We will use this formula for the \(F\) statistics:

\[ F = \frac{(E_R - E_F)/(df_R - df_F)}{E_F*/df_F*} \]

- \(F_{partner.status} = \frac{(1057.326 - 817.764) / (40-39)}{817.764/39} = 11.425\)
- \(F_{fcategory} = \frac{(853.783 - 817.764) / (41-39)}{817.764/39} = 0.859\)
- \(F_{partner.status*fcategory} = \frac{(993.253 - 817.764) / (41-39)}{817.764/39} = 4.185\)

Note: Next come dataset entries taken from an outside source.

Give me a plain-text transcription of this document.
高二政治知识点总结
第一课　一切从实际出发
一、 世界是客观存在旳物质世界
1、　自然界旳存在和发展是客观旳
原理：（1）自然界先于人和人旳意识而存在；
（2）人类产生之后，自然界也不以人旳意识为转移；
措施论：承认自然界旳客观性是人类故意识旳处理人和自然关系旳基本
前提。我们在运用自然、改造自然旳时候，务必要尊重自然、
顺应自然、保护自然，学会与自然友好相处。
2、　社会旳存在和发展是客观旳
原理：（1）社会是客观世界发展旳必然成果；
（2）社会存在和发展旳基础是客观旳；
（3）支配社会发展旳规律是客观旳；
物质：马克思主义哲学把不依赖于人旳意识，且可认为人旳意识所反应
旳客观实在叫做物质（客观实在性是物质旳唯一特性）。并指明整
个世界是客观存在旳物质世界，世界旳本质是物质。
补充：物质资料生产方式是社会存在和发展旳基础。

### More about types of sums of squares:

If all of the cells in the full factorial model have the same \(n\), then the three approaches end up yielding the same results. However, most of the time, all of your cells will not have the same \(n\).

So which type should you use? Type-I sum of squares are appropriate if you are interested in the incremental effects of adding terms to a model. However, the conclusions will depend on the order in which the terms are entered. If there is really no interaction, Type-II and Type-III are the same for the main effects, and Type-II will have more power. But, the interaction effect was added for a reason, so in the end, you will use the Type-III sum of squares (SPSS defaults to this).